Sunday, October 10, 2010

Two Parts Authenticity, One Part Emotion

I BOUGHT MY FIRST BRUCE SPRINGSTEEN ALBUM when I was 12. I got a late start on the concerts (it didn’t help that the band broke up for nearly 15 years), but have made up for lost time, and saw my 13th Springsteen concert last fall. It was the first Bruce show for a colleague attending with me (an informal Jewish educator, of course); he said it was the greatest concert he had ever seen.
Those close to me—and any youth I’ve worked with—are well aware of my Bruce fanaticism.
What does this have to do with the world of informal Jewish education? Everything.
For starters, I point to Bruce as a great example of authenticity.
How is a performer like Springsteen able to hold on to the image of representing the working man, despite his millions? Why do his flannel shirts, boots, and jeans resonate with so many who have so much less than him? I believe the answer lies in that realness, or authenticity, that he maintains with his fans.
You can't fake the energy he displays during a three-hour show—at age 60, no less—without ever leaving the stage. You can't fake his compassion for those who have less, for those who have hit rough times, that he has delivered in his lyrics from Day One, and which he has backed up through his support for those causes.
Bruce isn’t just another old-time rocker playing hits for money. He takes risks. Some of his recent projects (a solo Southwestern album, a folk music tribute to the music of Pete Seeger) did not connect entirely with fans. Others didn’t like his open support of the Democratic presidential campaigns in 2004 and 2008. But he was authentic, for better or worse.
There’s a second element inherent in Springsteen’s work that has deep connections to the world of informal education, which goes hand-in-hand with authenticity: emotion.
David Brooks of the New York Times wrote one of the best essays I’ve read on the emotional value of the Springsteen experience. He writes of the “other education”—the emotional education:
We don’t usually think of this second education… This is odd, since our emotional educations are much more important to our long-term happiness and the quality of our lives...
This second education doesn’t work the way the scholastic education works. In a normal schoolroom, information walks through the front door and announces itself by light of day. It’s direct. The teacher describes the material to be covered, and then everybody works through it…The knowledge transmitted in an emotional education, on the other hand, comes indirectly, seeping through the cracks of the windowpanes, from under the floorboards and through the vents. It’s generally a byproduct of the search for pleasure, and the learning is indirect and unconscious…
Once I got a taste of that emotional uplift, I was hooked. The uplifting experiences alone were bound to open the mind for learning.
Brooks’ comments could easily be speaking about informal Jewish education, and the emotional highs that teens experience at a Shabbaton or convention. Isn’t that emotion, after all, what separates the formal from the informal education we aim to provide our teens as a community?
The formal side sits them down in a classroom, and aims to fill in all the basics they need to know to be a literate Jew—the Bible stories, Shabbat, holidays, tzedakah, Jewish ethics. The informal side, on the other hand, aims to brings them as a group to a proverbial Mount Sinai (the rock concert hall), stand them up on their feet cheering, and have that emotion seep in from under the floorboards and through the vents, so that when it’s over they always want to return for more. To make them say of Jewish life, as Brooks wrote of the concert experience, “once I got a taste of that emotional uplift, I was hooked.”
Springsteen teaches us a simple formula for resonating with those you aim to connect with: Creating meaningful relationships starts with authenticity. Adding in emotional ingredients strengthens the texture.
No one, of course, has better BS sensors than teens. You can’t fake it. Keep it real—respect, honesty, minimal judgment balanced with real expectations, show your inner self without crossing the line—and you just might make a real impact. Better yet, they might even deem you authentic.

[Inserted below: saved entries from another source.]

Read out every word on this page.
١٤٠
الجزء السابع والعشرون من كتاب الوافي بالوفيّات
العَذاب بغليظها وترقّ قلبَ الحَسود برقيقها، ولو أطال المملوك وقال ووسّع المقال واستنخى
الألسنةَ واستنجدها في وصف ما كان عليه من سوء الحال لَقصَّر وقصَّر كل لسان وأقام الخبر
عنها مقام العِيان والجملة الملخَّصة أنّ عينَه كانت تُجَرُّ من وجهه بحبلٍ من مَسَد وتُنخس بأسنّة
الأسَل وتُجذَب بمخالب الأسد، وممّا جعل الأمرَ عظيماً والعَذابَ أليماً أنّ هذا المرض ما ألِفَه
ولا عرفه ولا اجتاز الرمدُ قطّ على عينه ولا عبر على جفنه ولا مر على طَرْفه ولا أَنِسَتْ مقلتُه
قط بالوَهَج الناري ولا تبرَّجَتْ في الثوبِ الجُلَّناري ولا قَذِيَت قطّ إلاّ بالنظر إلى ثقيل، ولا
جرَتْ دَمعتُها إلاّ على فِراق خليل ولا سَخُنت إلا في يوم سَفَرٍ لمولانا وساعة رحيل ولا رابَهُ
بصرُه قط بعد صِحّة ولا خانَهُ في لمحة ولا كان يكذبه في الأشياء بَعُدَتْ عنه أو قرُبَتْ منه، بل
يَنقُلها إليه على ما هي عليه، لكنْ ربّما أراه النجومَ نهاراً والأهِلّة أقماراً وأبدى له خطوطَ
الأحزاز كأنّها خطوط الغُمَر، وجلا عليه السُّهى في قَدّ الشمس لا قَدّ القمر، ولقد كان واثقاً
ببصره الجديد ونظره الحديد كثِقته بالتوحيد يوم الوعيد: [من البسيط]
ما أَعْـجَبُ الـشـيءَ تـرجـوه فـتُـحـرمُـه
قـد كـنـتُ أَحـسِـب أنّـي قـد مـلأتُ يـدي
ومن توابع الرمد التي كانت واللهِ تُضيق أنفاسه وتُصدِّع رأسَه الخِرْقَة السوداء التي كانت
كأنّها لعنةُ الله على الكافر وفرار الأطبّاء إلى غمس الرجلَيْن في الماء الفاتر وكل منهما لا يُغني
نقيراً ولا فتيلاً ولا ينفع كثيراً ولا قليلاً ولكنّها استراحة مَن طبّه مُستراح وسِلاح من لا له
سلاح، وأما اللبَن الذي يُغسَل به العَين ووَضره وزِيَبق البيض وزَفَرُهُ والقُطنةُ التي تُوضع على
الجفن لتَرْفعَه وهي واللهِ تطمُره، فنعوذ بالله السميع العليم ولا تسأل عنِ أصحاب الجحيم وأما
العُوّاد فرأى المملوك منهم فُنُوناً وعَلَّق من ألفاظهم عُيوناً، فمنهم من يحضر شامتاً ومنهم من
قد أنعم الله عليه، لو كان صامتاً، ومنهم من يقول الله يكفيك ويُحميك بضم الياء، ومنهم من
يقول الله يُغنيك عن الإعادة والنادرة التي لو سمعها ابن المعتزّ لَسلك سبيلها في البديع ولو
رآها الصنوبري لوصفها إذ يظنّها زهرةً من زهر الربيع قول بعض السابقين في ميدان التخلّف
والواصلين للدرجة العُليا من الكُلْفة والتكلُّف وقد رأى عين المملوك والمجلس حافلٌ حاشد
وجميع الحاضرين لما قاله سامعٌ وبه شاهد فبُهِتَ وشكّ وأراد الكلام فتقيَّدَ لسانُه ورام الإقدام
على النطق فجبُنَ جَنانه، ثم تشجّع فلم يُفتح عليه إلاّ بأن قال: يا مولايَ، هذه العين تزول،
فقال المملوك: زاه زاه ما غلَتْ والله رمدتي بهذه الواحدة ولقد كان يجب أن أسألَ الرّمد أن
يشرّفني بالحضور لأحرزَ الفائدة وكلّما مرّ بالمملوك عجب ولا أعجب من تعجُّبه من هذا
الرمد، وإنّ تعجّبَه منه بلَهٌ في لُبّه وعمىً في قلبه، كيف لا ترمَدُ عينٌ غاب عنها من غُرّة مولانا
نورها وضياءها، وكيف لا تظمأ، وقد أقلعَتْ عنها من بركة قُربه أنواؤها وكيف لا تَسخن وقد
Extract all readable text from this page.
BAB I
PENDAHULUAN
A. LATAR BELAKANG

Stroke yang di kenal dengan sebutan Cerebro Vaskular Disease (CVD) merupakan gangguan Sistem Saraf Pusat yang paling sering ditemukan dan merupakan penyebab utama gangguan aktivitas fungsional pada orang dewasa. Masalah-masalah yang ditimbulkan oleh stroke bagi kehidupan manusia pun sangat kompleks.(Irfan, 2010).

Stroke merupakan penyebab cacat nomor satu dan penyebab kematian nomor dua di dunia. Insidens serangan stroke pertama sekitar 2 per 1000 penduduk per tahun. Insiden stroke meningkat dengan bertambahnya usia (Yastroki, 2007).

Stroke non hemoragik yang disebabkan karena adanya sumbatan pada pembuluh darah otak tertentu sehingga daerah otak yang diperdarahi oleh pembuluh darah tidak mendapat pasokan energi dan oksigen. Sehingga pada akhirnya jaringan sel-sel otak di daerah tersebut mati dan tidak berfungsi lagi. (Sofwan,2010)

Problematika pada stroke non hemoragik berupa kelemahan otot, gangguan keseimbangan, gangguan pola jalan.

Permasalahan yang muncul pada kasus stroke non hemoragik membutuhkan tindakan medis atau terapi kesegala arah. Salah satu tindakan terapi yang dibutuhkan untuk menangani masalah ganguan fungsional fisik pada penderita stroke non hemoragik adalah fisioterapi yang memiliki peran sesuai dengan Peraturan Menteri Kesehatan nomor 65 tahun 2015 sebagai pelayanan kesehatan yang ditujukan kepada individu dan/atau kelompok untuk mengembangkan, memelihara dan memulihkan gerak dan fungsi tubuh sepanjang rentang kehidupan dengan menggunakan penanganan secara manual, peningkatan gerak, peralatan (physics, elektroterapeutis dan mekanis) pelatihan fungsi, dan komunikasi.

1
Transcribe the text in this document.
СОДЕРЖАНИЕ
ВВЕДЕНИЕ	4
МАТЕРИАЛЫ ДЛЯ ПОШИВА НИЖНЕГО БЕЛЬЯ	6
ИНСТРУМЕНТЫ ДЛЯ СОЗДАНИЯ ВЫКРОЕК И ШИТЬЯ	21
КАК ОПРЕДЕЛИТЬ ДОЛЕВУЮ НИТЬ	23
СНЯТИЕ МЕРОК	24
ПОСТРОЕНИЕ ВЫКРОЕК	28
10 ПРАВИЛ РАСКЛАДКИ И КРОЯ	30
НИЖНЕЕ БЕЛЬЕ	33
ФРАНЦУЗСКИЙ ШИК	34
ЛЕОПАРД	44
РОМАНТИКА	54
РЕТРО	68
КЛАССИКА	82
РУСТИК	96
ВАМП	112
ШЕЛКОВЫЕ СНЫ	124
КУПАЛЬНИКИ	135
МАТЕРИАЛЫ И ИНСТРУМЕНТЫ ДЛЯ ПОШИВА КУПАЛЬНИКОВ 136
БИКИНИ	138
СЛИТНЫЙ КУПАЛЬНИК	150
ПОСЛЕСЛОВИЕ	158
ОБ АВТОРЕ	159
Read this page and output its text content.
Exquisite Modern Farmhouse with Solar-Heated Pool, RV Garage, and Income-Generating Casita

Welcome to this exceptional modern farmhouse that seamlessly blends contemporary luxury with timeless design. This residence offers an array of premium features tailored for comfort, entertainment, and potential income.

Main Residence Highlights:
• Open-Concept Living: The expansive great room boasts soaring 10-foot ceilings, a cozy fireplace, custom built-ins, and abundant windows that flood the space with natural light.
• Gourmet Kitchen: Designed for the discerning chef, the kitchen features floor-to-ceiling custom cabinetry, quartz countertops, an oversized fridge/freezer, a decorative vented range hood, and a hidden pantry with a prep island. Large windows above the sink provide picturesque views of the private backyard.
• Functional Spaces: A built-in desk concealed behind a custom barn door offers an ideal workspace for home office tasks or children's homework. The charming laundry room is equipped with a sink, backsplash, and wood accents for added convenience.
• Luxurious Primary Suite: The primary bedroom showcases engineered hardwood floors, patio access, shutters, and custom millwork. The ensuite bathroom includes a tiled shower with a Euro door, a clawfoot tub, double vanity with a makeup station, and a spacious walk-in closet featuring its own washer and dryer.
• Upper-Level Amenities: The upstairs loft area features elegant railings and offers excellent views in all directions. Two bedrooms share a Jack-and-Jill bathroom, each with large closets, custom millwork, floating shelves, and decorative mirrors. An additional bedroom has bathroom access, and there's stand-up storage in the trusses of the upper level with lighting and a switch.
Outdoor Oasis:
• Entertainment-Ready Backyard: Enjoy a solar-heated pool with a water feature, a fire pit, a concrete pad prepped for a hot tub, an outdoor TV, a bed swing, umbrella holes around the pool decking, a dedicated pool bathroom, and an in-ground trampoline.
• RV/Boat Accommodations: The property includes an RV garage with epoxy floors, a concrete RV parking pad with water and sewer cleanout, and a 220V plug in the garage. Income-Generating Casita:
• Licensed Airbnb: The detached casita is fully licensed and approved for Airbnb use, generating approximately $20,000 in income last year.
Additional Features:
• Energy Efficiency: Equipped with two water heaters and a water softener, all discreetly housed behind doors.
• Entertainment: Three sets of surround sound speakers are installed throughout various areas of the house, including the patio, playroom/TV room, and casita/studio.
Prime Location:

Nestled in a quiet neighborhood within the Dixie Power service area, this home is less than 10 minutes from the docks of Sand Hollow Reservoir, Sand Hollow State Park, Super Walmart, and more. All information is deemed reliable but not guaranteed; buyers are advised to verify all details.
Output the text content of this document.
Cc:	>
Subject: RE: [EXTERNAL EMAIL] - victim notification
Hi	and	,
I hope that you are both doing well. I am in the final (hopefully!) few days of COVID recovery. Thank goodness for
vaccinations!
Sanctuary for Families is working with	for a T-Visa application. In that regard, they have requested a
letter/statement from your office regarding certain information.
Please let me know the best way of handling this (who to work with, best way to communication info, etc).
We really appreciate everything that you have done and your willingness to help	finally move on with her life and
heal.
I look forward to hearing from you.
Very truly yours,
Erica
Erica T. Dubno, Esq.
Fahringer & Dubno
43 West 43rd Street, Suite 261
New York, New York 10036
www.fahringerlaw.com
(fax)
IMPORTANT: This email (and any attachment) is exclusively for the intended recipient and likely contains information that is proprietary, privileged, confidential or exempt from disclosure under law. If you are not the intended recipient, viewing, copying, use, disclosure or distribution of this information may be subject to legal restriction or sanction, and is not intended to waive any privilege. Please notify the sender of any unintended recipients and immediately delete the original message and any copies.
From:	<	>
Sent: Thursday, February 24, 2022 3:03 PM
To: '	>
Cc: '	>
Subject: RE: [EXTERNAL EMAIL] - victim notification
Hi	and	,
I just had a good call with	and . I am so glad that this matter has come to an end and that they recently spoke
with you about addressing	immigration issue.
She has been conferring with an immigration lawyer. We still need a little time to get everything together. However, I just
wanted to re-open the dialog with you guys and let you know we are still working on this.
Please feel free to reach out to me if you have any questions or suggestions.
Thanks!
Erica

  1. This is wonderful! This fellow Springsteen fan and Jewish educator would like to add that authenticity plus emotion equals a true sense of community (albeit for one night only!). Synagogues and other Jewish institutions can take a lesson and work even harder to create the same sense of community (and for more than one night!)

  2. You're in good company, Sid. Read about Lenny Zakim z"l, a dear friend of mine from the Jewish community in Boston. He was an activist for Jewish causes and a big Bruce Springsteen fan.There is a bridge in Boston named in his memory.